The Backstory example matters here because it demonstrates that speed doesn’t require sacrificing rigour. Four rounds of iteration in three days is more analytical work than most teams do across an entire quarter-long tiering project. AI compresses the feedback loop – not the thinking.
The GTM Stack Is Getting Rebuilt Around Speed
Backstory’s experience isn’t happening in isolation. The broader market is moving in the same direction.
Five9 raised its full-year AI growth outlook to 60% following a strong Q2, and closed its largest Google Marketplace deal to date. That kind of signal from a contact center vendor matters to GTM teams because it reflects genuine enterprise appetite for AI-assisted customer interactions at scale – not just experimentation. When contact center AI adoption accelerates, the data those systems generate about customer sentiment, escalation patterns, and resolution rates becomes a legitimate input for CS tiering models.
BrandJet AI’s acquisition of lead generation platform IGLeads points to the same consolidation pressure. Teams that previously managed separate tools for prospecting, scoring, and outreach are being pushed toward more integrated stacks. That’s relevant for anyone building a go-to-market motion right now – the platforms are converging, and your process design should account for fewer handoffs between systems, not more.
Five9 raised its full-year AI growth outlook to 60% after beating guidance on both revenue and EPS in Q2 2026, and closed its largest-ever Google Marketplace deal. – CMSWire, August 2026
What’s harder to see, but equally important, is the traceability trend showing up in industrial sectors. The label printer applicator market is projected to reach $1.60 billion by 2033, growing at 4.5% CAGR, driven largely by compliance requirements and the need to reduce mislabeling errors through inline automation. It’s a physical-world analogue to what’s happening in GTM data: the cost of incorrect classification is rising, and automation is the practical response. Mislabeled accounts in your CRM – wrong tier, wrong owner, wrong stage – carry real revenue consequences that compound over time.

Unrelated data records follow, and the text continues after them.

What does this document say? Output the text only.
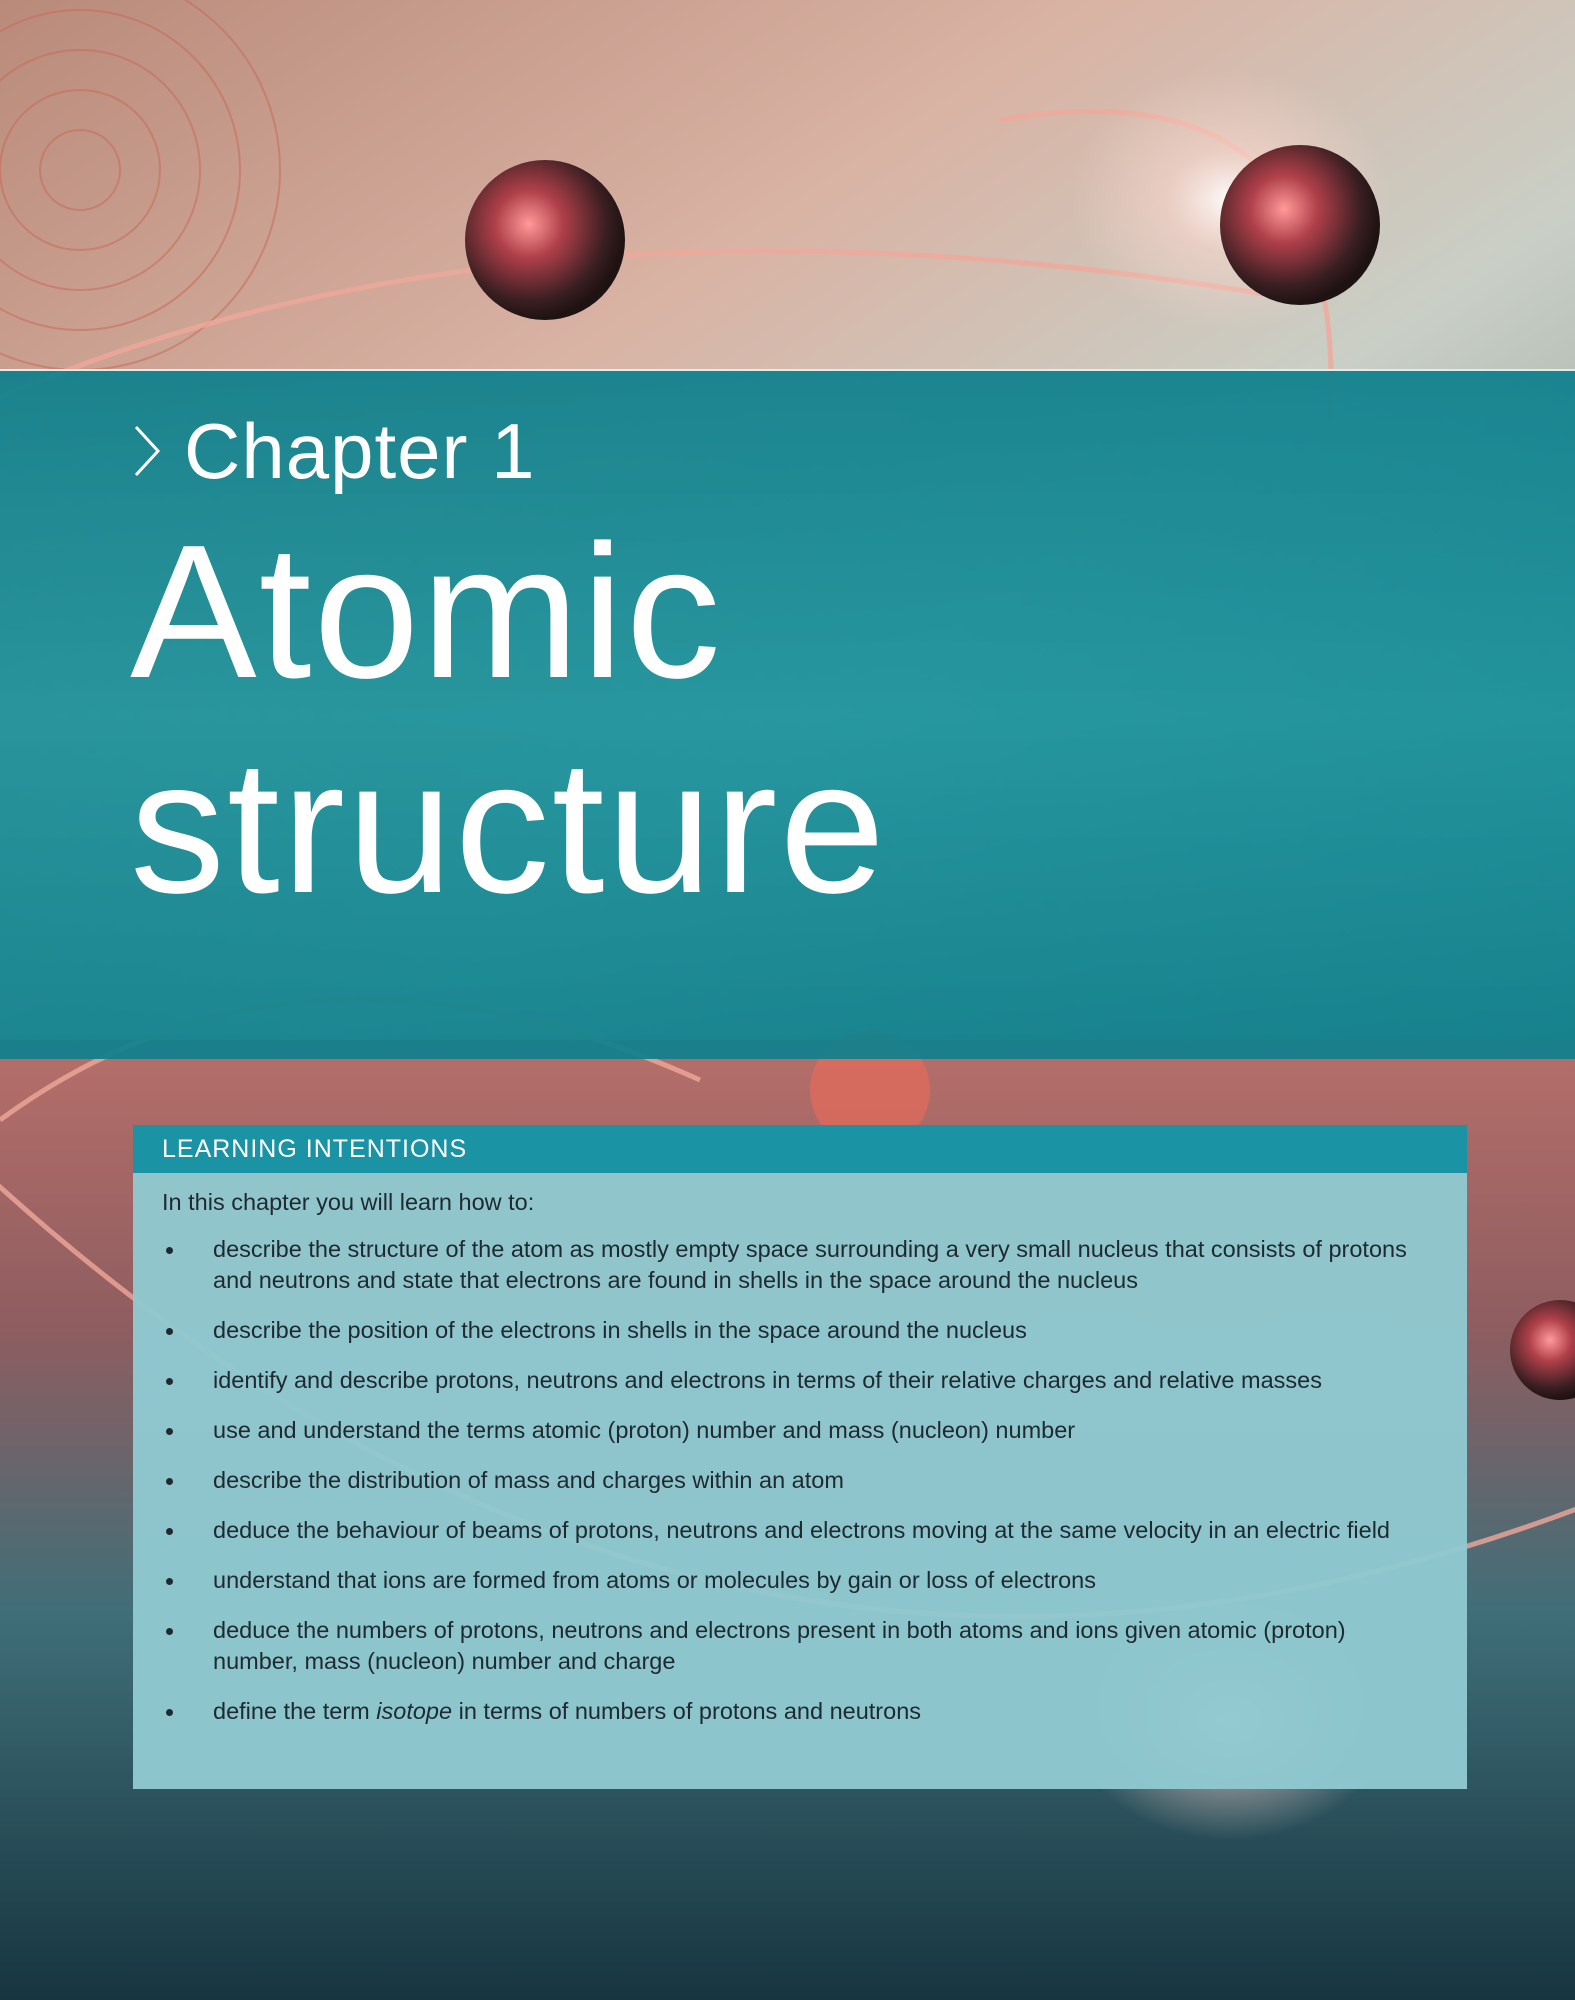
Chapter 1
Atomic
structure
LEARNING INTENTIONS

In this chapter you will learn how to:

describe the structure of the atom as mostly empty space surrounding a very small nucleus that consists of protons and neutrons and state that electrons are found in shells in the space around the nucleus
describe the position of the electrons in shells in the space around the nucleus
identify and describe protons, neutrons and electrons in terms of their relative charges and relative masses
use and understand the terms atomic (proton) number and mass (nucleon) number
describe the distribution of mass and charges within an atom
deduce the behaviour of beams of protons, neutrons and electrons moving at the same velocity in an electric field
understand that ions are formed from atoms or molecules by gain or loss of electrons
deduce the numbers of protons, neutrons and electrons present in both atoms and ions given atomic (proton) number, mass (nucleon) number and charge
define the term isotope in terms of numbers of protons and neutrons
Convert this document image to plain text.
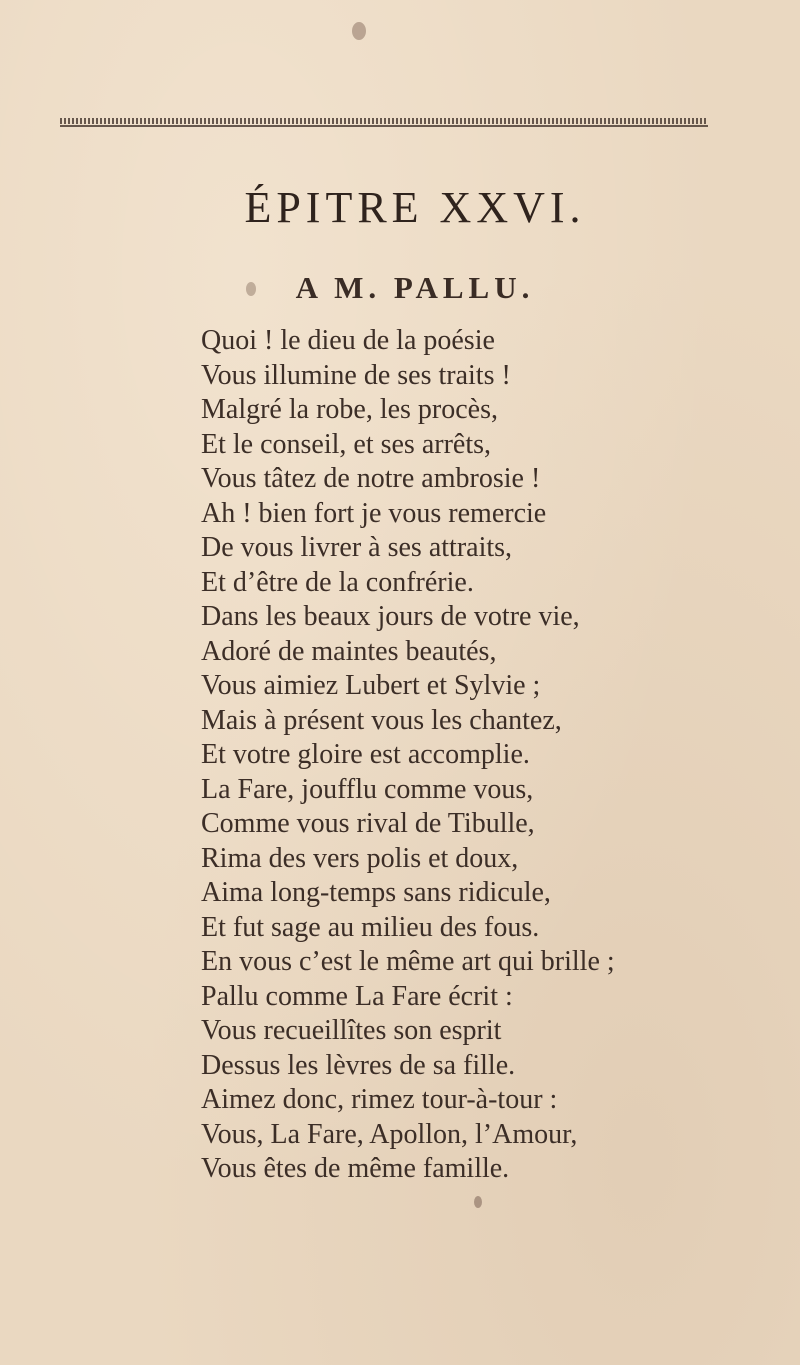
ÉPITRE XXVI.
A M. PALLU.
Quoi ! le dieu de la poésie
Vous illumine de ses traits !
Malgré la robe, les procès,
Et le conseil, et ses arrêts,
Vous tâtez de notre ambrosie !
Ah ! bien fort je vous remercie
De vous livrer à ses attraits,
Et d’être de la confrérie.
Dans les beaux jours de votre vie,
Adoré de maintes beautés,
Vous aimiez Lubert et Sylvie ;
Mais à présent vous les chantez,
Et votre gloire est accomplie.
La Fare, joufflu comme vous,
Comme vous rival de Tibulle,
Rima des vers polis et doux,
Aima long-temps sans ridicule,
Et fut sage au milieu des fous.
En vous c’est le même art qui brille ;
Pallu comme La Fare écrit :
Vous recueillîtes son esprit
Dessus les lèvres de sa fille.
Aimez donc, rimez tour-à-tour :
Vous, La Fare, Apollon, l’Amour,
Vous êtes de même famille.
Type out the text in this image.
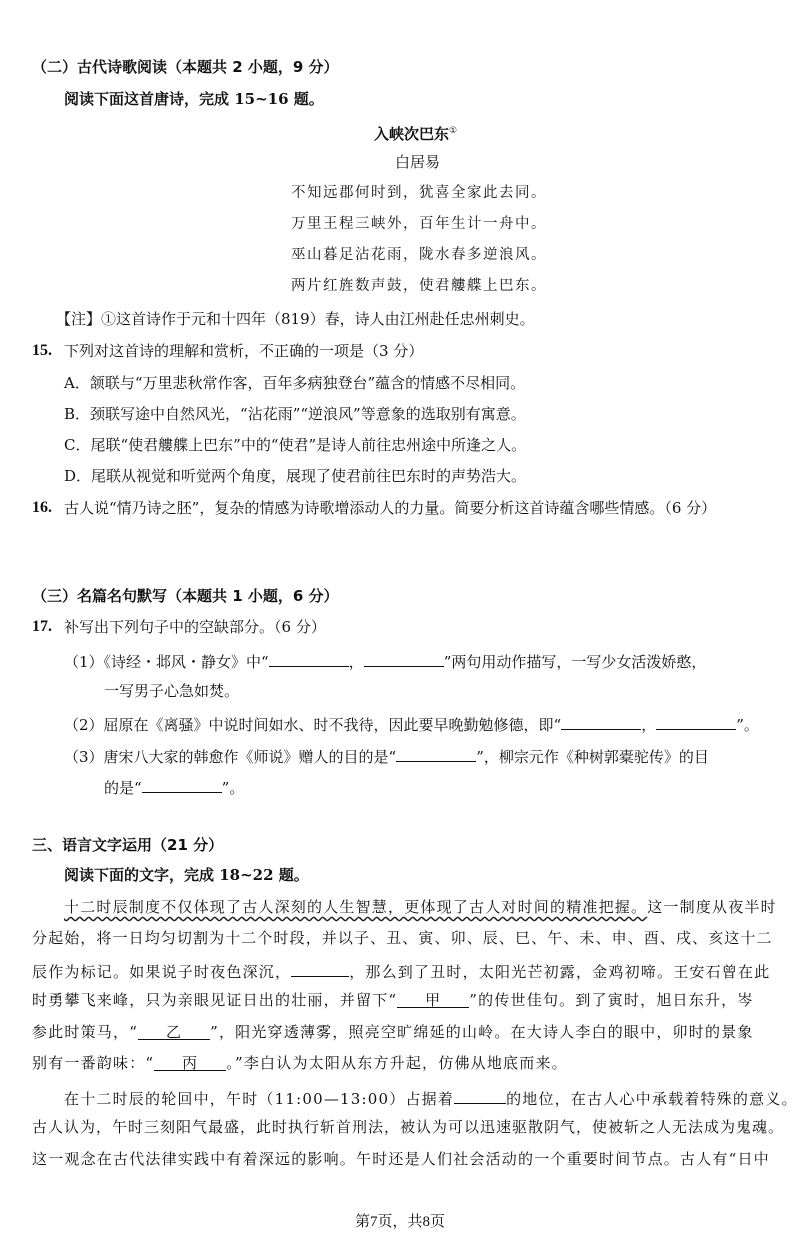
（二）古代诗歌阅读（本题共 2 小题，9 分）
阅读下面这首唐诗，完成 15~16 题。
入峡次巴东①
白居易
不知远郡何时到，犹喜全家此去同。
万里王程三峡外，百年生计一舟中。
巫山暮足沾花雨，陇水春多逆浪风。
两片红旌数声鼓，使君艛艓上巴东。
【注】①这首诗作于元和十四年（819）春，诗人由江州赴任忠州刺史。
15. 下列对这首诗的理解和赏析，不正确的一项是（3 分）
A．颔联与“万里悲秋常作客，百年多病独登台”蕴含的情感不尽相同。
B．颈联写途中自然风光，“沾花雨”“逆浪风”等意象的选取别有寓意。
C．尾联“使君艛艓上巴东”中的“使君”是诗人前往忠州途中所逢之人。
D．尾联从视觉和听觉两个角度，展现了使君前往巴东时的声势浩大。
16. 古人说“情乃诗之胚”，复杂的情感为诗歌增添动人的力量。简要分析这首诗蕴含哪些情感。（6 分）
（三）名篇名句默写（本题共 1 小题，6 分）
17. 补写出下列句子中的空缺部分。（6 分）
（1）《诗经・邶风・静女》中“	，	”两句用动作描写，一写少女活泼娇憨，
一写男子心急如焚。
（2）屈原在《离骚》中说时间如水、时不我待，因此要早晚勤勉修德，即“	，	”。
（3）唐宋八大家的韩愈作《师说》赠人的目的是“	”，柳宗元作《种树郭橐驼传》的目
的是“	”。
三、语言文字运用（21 分）
阅读下面的文字，完成 18~22 题。
十二时辰制度不仅体现了古人深刻的人生智慧，更体现了古人对时间的精准把握。这一制度从夜半时
分起始，将一日均匀切割为十二个时段，并以子、丑、寅、卯、辰、巳、午、未、申、酉、戌、亥这十二
辰作为标记。如果说子时夜色深沉，	，那么到了丑时，太阳光芒初露，金鸡初啼。王安石曾在此
时勇攀飞来峰，只为亲眼见证日出的壮丽，并留下“ 甲 ”的传世佳句。到了寅时，旭日东升，岑
参此时策马，“ 乙 ”，阳光穿透薄雾，照亮空旷绵延的山岭。在大诗人李白的眼中，卯时的景象
别有一番韵味：“ 丙 。”李白认为太阳从东方升起，仿佛从地底而来。
在十二时辰的轮回中，午时（11:00—13:00）占据着	的地位，在古人心中承载着特殊的意义。
古人认为，午时三刻阳气最盛，此时执行斩首刑法，被认为可以迅速驱散阴气，使被斩之人无法成为鬼魂。
这一观念在古代法律实践中有着深远的影响。午时还是人们社会活动的一个重要时间节点。古人有“日中
第7页，共8页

Building a Faster Tiering Process Your Team Will Actually Use
The operational lesson from Backstory isn’t “buy an AI tool and run it once.” It’s about changing how your team treats tiering as a recurring motion rather than an annual project.
Start with three to five signals that genuinely predict expansion or contraction in your customer base. Don’t try to boil the ocean on day one. Product engagement data, contract size relative to company headcount, and support-to-value ratio are usually strong starting points. Layer in firmographic signals from your ICP definition to add context around growth potential.
Then build for iteration. Your first tier output will be wrong in places – that’s fine. The goal of round one is to surface the accounts that clearly don’t belong in their current tier, the ones everyone already suspects are misclassified but nobody has had the bandwidth to formally move. Fix those first. Build confidence in the process, then run a second pass with refined weights.
If you’re evaluating tools to support this kind of workflow, the CRM Tools Directory is a good place to compare options across data enrichment, CS platforms, and RevOps tooling. For teams new to formalising their segmentation approach, the CRM Guides section covers account scoring frameworks in practical detail.
The teams winning on Annual Recurring Revenue (ARR) growth right now aren’t doing more tiering analysis. They’re doing faster tiering analysis and acting on the output before the data gets stale.
Speed is the strategy. Everything else follows from it.